The Department of State is taking steps to reduce delays in the processing of H-2A workers caused by the COVID-19 crisis.
Because of the COVID-19 outbreak, the Department of State suspended routine visa services at all U.S. Embassies and Consulates on March 20. While some returning H-2A workers were processed after that date, industry leaders were alarmed about potential delays in H-2A worker availability.
The March 26 move by the Department of State should ease that potential bottleneck, especially for workers from Mexico, the source of the majority of U.S. guest agricultural workers.

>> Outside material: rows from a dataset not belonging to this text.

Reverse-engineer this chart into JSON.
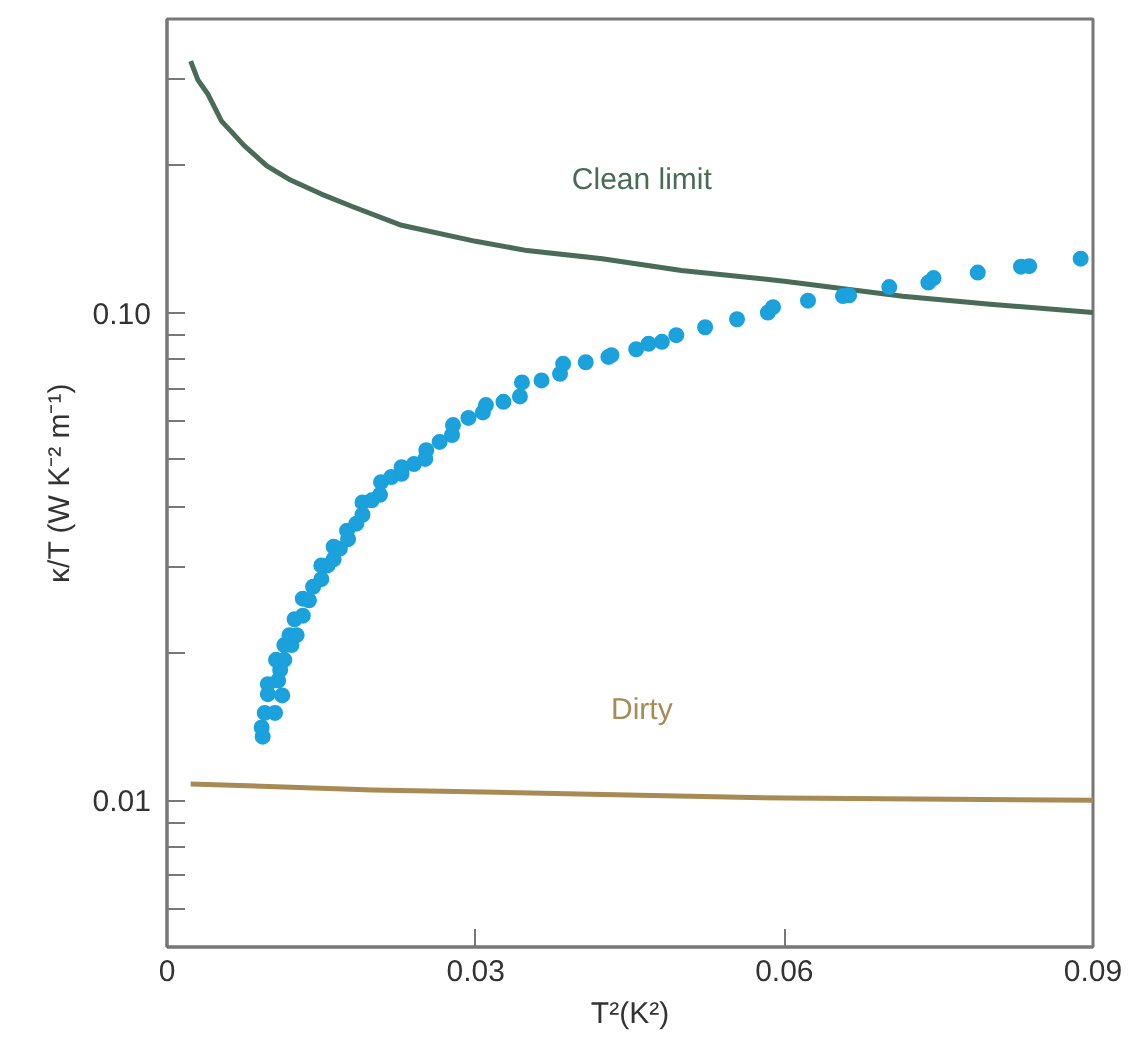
{
  "chart_data": {
    "type": "line",
    "xlabel": "T²(K²)",
    "ylabel": "κ/T (W K⁻² m⁻¹)",
    "log": "y",
    "grid": false,
    "xlim": [
      0,
      0.09
    ],
    "ylim": [
      0.005,
      0.4
    ],
    "xticks": [
      0,
      0.03,
      0.06,
      0.09
    ],
    "yticks": [
      {
        "value": 0.3,
        "label": null
      },
      {
        "value": 0.2,
        "label": null
      },
      {
        "value": 0.1,
        "label": "0.10"
      },
      {
        "value": 0.09,
        "label": null
      },
      {
        "value": 0.08,
        "label": null
      },
      {
        "value": 0.07,
        "label": null
      },
      {
        "value": 0.06,
        "label": null
      },
      {
        "value": 0.05,
        "label": null
      },
      {
        "value": 0.04,
        "label": null
      },
      {
        "value": 0.03,
        "label": null
      },
      {
        "value": 0.02,
        "label": null
      },
      0.01,
      {
        "value": 0.009,
        "label": null
      },
      {
        "value": 0.008,
        "label": null
      },
      {
        "value": 0.007,
        "label": null
      },
      {
        "value": 0.006,
        "label": null
      }
    ],
    "series": [
      {
        "name": "Clean limit",
        "color": "#4a6b57",
        "x": [
          0.0023,
          0.003,
          0.004,
          0.0053,
          0.0065,
          0.0075,
          0.0097,
          0.012,
          0.015,
          0.018,
          0.0228,
          0.03,
          0.035,
          0.0423,
          0.05,
          0.06,
          0.0715,
          0.08,
          0.09
        ],
        "values": [
          0.328,
          0.3,
          0.28,
          0.247,
          0.232,
          0.22,
          0.2,
          0.187,
          0.175,
          0.165,
          0.151,
          0.14,
          0.134,
          0.129,
          0.122,
          0.116,
          0.108,
          0.104,
          0.1
        ]
      },
      {
        "name": "Dirty",
        "color": "#a88a55",
        "x": [
          0.0023,
          0.02,
          0.04,
          0.06,
          0.09
        ],
        "values": [
          0.0108,
          0.0105,
          0.0103,
          0.0101,
          0.01
        ]
      },
      {
        "type": "scatter",
        "color": "#1ba1dc",
        "marker": "circle",
        "x": [
          0.0093,
          0.0092,
          0.0095,
          0.0105,
          0.0098,
          0.0112,
          0.0098,
          0.0108,
          0.011,
          0.0106,
          0.0114,
          0.0114,
          0.0121,
          0.0119,
          0.0126,
          0.0124,
          0.0132,
          0.0132,
          0.0138,
          0.0142,
          0.015,
          0.015,
          0.0156,
          0.0162,
          0.0162,
          0.0168,
          0.0176,
          0.0175,
          0.0184,
          0.019,
          0.019,
          0.0199,
          0.0207,
          0.0208,
          0.0218,
          0.0228,
          0.0228,
          0.024,
          0.0251,
          0.0252,
          0.0265,
          0.0277,
          0.0278,
          0.0293,
          0.0307,
          0.031,
          0.0327,
          0.0343,
          0.0345,
          0.0364,
          0.0382,
          0.0385,
          0.0407,
          0.0429,
          0.0432,
          0.0456,
          0.0468,
          0.0481,
          0.0495,
          0.0523,
          0.0554,
          0.0584,
          0.0589,
          0.0623,
          0.0657,
          0.0663,
          0.0702,
          0.074,
          0.0745,
          0.0788,
          0.083,
          0.0838,
          0.0888
        ],
        "values": [
          0.0135,
          0.0141,
          0.0151,
          0.0151,
          0.0165,
          0.0164,
          0.0173,
          0.0176,
          0.0185,
          0.0194,
          0.0194,
          0.0208,
          0.0208,
          0.0218,
          0.0218,
          0.0235,
          0.0239,
          0.0259,
          0.0257,
          0.0274,
          0.0284,
          0.0303,
          0.0303,
          0.0312,
          0.0331,
          0.0328,
          0.0343,
          0.0357,
          0.0369,
          0.0385,
          0.0408,
          0.0412,
          0.0423,
          0.0449,
          0.046,
          0.0467,
          0.0482,
          0.0489,
          0.0501,
          0.0522,
          0.0543,
          0.0561,
          0.0588,
          0.0608,
          0.0624,
          0.0646,
          0.0656,
          0.0673,
          0.0719,
          0.0726,
          0.0749,
          0.0785,
          0.0791,
          0.0811,
          0.0818,
          0.0841,
          0.0863,
          0.0871,
          0.0899,
          0.0933,
          0.0969,
          0.1,
          0.1026,
          0.1058,
          0.1081,
          0.1085,
          0.1128,
          0.1152,
          0.1177,
          0.1208,
          0.1242,
          0.1245,
          0.129
        ]
      }
    ]
  }
}
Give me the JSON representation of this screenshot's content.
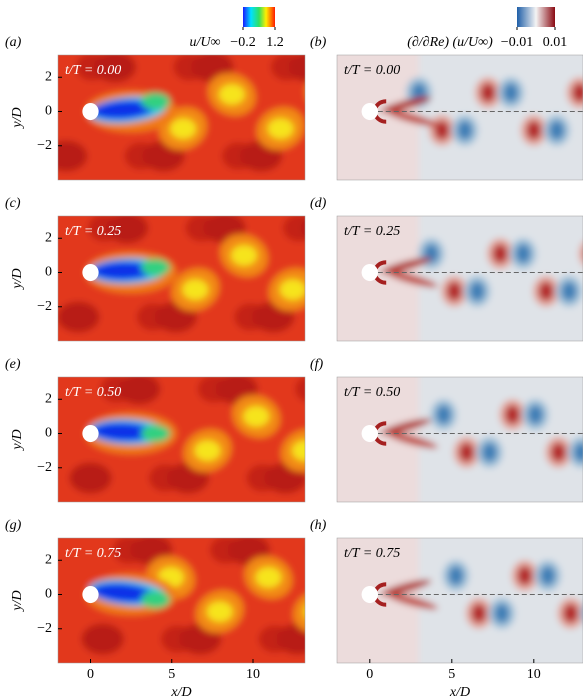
{
  "colorbars": [
    {
      "label": "u/U∞",
      "ticks": [
        {
          "value": -0.2,
          "label": "−0.2"
        },
        1.2
      ]
    },
    {
      "label": "(∂/∂Re) (u/U∞)",
      "ticks": [
        {
          "value": -0.01,
          "label": "−0.01"
        },
        0.01
      ]
    }
  ],
  "chart_data": [
    {
      "type": "contour",
      "field": "velocity",
      "panel_label": "(a)",
      "annotation": "t/T = 0.00",
      "ylabel": "y/D",
      "xlim": [
        -2,
        13.2
      ],
      "ylim": [
        -4,
        3.3
      ],
      "yticks": [
        2,
        0,
        {
          "value": -2,
          "label": "−2"
        }
      ]
    },
    {
      "type": "contour",
      "field": "sensitivity",
      "panel_label": "(b)",
      "annotation": "t/T = 0.00",
      "xlim": [
        -2,
        13
      ],
      "ylim": [
        -4,
        3.3
      ]
    },
    {
      "type": "contour",
      "field": "velocity",
      "panel_label": "(c)",
      "annotation": "t/T = 0.25",
      "ylabel": "y/D",
      "xlim": [
        -2,
        13.2
      ],
      "ylim": [
        -4,
        3.3
      ],
      "yticks": [
        2,
        0,
        {
          "value": -2,
          "label": "−2"
        }
      ]
    },
    {
      "type": "contour",
      "field": "sensitivity",
      "panel_label": "(d)",
      "annotation": "t/T = 0.25",
      "xlim": [
        -2,
        13
      ],
      "ylim": [
        -4,
        3.3
      ]
    },
    {
      "type": "contour",
      "field": "velocity",
      "panel_label": "(e)",
      "annotation": "t/T = 0.50",
      "ylabel": "y/D",
      "xlim": [
        -2,
        13.2
      ],
      "ylim": [
        -4,
        3.3
      ],
      "yticks": [
        2,
        0,
        {
          "value": -2,
          "label": "−2"
        }
      ]
    },
    {
      "type": "contour",
      "field": "sensitivity",
      "panel_label": "(f)",
      "annotation": "t/T = 0.50",
      "xlim": [
        -2,
        13
      ],
      "ylim": [
        -4,
        3.3
      ]
    },
    {
      "type": "contour",
      "field": "velocity",
      "panel_label": "(g)",
      "annotation": "t/T = 0.75",
      "ylabel": "y/D",
      "xlabel": "x/D",
      "xlim": [
        -2,
        13.2
      ],
      "ylim": [
        -4,
        3.3
      ],
      "xticks": [
        0,
        5,
        10
      ],
      "yticks": [
        2,
        0,
        {
          "value": -2,
          "label": "−2"
        }
      ]
    },
    {
      "type": "contour",
      "field": "sensitivity",
      "panel_label": "(h)",
      "annotation": "t/T = 0.75",
      "xlabel": "x/D",
      "xlim": [
        -2,
        13
      ],
      "ylim": [
        -4,
        3.3
      ],
      "xticks": [
        0,
        5,
        10
      ]
    }
  ]
}
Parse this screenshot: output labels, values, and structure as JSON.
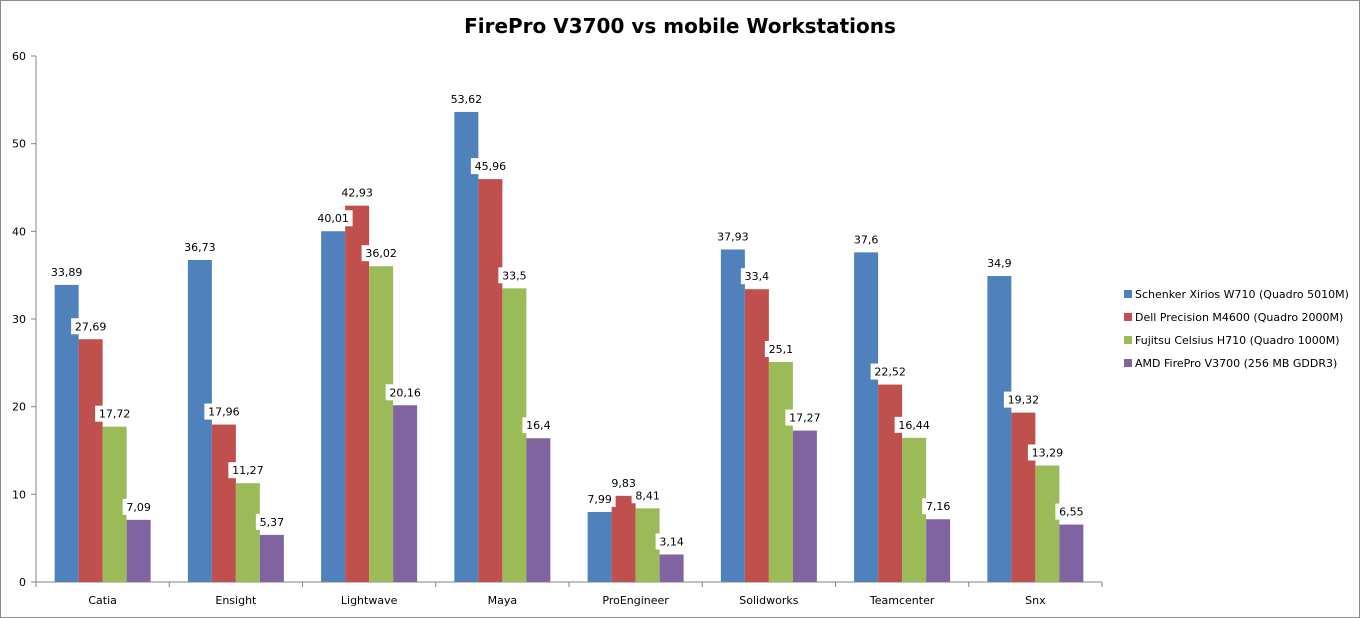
{
  "chart_data": {
    "type": "bar",
    "title": "FirePro V3700 vs mobile Workstations",
    "xlabel": "",
    "ylabel": "",
    "ylim": [
      0,
      60
    ],
    "yticks": [
      0,
      10,
      20,
      30,
      40,
      50,
      60
    ],
    "grid": false,
    "legend_position": "right",
    "categories": [
      "Catia",
      "Ensight",
      "Lightwave",
      "Maya",
      "ProEngineer",
      "Solidworks",
      "Teamcenter",
      "Snx"
    ],
    "series": [
      {
        "name": "Schenker Xirios W710 (Quadro 5010M)",
        "color": "#4F81BD",
        "values": [
          33.89,
          36.73,
          40.01,
          53.62,
          7.99,
          37.93,
          37.6,
          34.9
        ],
        "labels": [
          "33,89",
          "36,73",
          "40,01",
          "53,62",
          "7,99",
          "37,93",
          "37,6",
          "34,9"
        ]
      },
      {
        "name": "Dell Precision M4600 (Quadro 2000M)",
        "color": "#C0504D",
        "values": [
          27.69,
          17.96,
          42.93,
          45.96,
          9.83,
          33.4,
          22.52,
          19.32
        ],
        "labels": [
          "27,69",
          "17,96",
          "42,93",
          "45,96",
          "9,83",
          "33,4",
          "22,52",
          "19,32"
        ]
      },
      {
        "name": "Fujitsu Celsius H710 (Quadro 1000M)",
        "color": "#9BBB59",
        "values": [
          17.72,
          11.27,
          36.02,
          33.5,
          8.41,
          25.1,
          16.44,
          13.29
        ],
        "labels": [
          "17,72",
          "11,27",
          "36,02",
          "33,5",
          "8,41",
          "25,1",
          "16,44",
          "13,29"
        ]
      },
      {
        "name": "AMD FirePro V3700 (256 MB GDDR3)",
        "color": "#8064A2",
        "values": [
          7.09,
          5.37,
          20.16,
          16.4,
          3.14,
          17.27,
          7.16,
          6.55
        ],
        "labels": [
          "7,09",
          "5,37",
          "20,16",
          "16,4",
          "3,14",
          "17,27",
          "7,16",
          "6,55"
        ]
      }
    ]
  }
}
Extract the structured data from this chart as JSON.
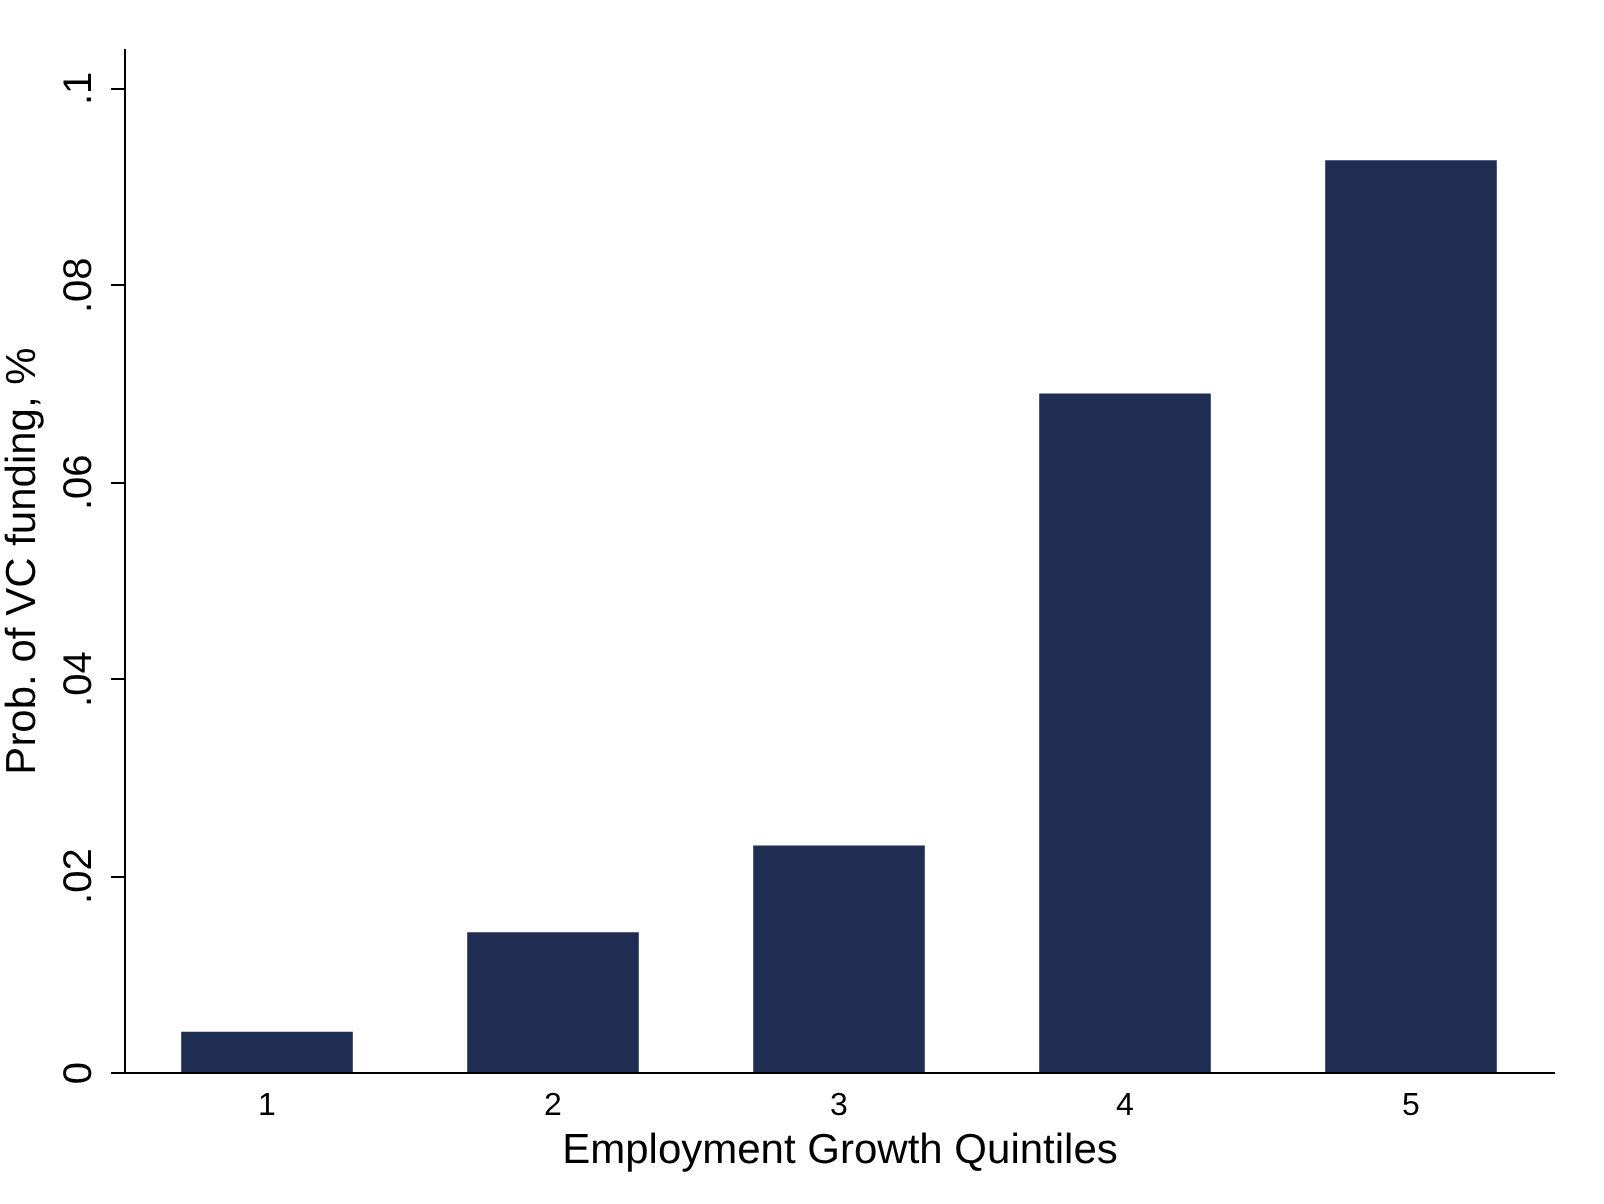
{
  "chart_data": {
    "type": "bar",
    "xlabel": "Employment Growth Quintiles",
    "ylabel": "Prob. of VC funding, %",
    "categories": [
      "1",
      "2",
      "3",
      "4",
      "5"
    ],
    "values": [
      0.0041,
      0.0142,
      0.023,
      0.0689,
      0.0926
    ],
    "color": "#202d53",
    "ylim": [
      0,
      0.104
    ],
    "yticks": [
      0,
      {
        "value": 0.02,
        "label": ".02"
      },
      {
        "value": 0.04,
        "label": ".04"
      },
      {
        "value": 0.06,
        "label": ".06"
      },
      {
        "value": 0.08,
        "label": ".08"
      },
      {
        "value": 0.1,
        "label": ".1"
      }
    ],
    "grid": false
  }
}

According to a notice from the Department of State, the agency will:
- The Department of State, in consultation with the Department of Homeland Security, has authorized consular officers to expand the categories of H-2 visa applicants whose applications can be adjudicated without an in-person interview;
- Consular officers can, if they so choose, now waive the visa interview requirement for first-time and returning H-2 applicants who have no potential ineligibility;
- The Department of State also increased the period in which returning workers may qualify for an interview waiver. Applicants whose previous visas expired in the last 48 months (increased from 12 months), and who did not require a waiver of ineligibility the last time they applied, do not need to be interviewed in-person if they are applying for the same visa classification as their previous visa.
Government officials anticipate the “vast majority” of otherwise qualified H-2 applicants will now be adjudicated without an interview. The agency said the moves are temporary and taken because of the COVID-19 pandemic, and will end by Dec. 31 this year.
Western Growers president and CEO Dave Puglia praised the action.
“The steps taken by Secretary Pompeo ease the flow of guest workers at a time when our farmers are redoubling their efforts to provide our nation with safe, healthy, abundant and affordable food,” Puglia said in a statement. “We are grateful to Secretary Pompeo, Secretary Perdue and all those in the Administration who listened to the needs of the agriculture community in the midst of our present crisis, and acted swiftly to implement this common-sense solution.”
Tom Stenzel, president and CEO of the United Fresh Produce Association, also applauded the move.
“We are grateful for the administration’s recognition of our part in keeping food moving from farm to table,” Stenzel said in a statement. “We will continue to monitor the implementation and application of these revised regulations and ensure that the fresh fruit and vegetable industry has access to the workers that keep our food economy going during these uncertain times.”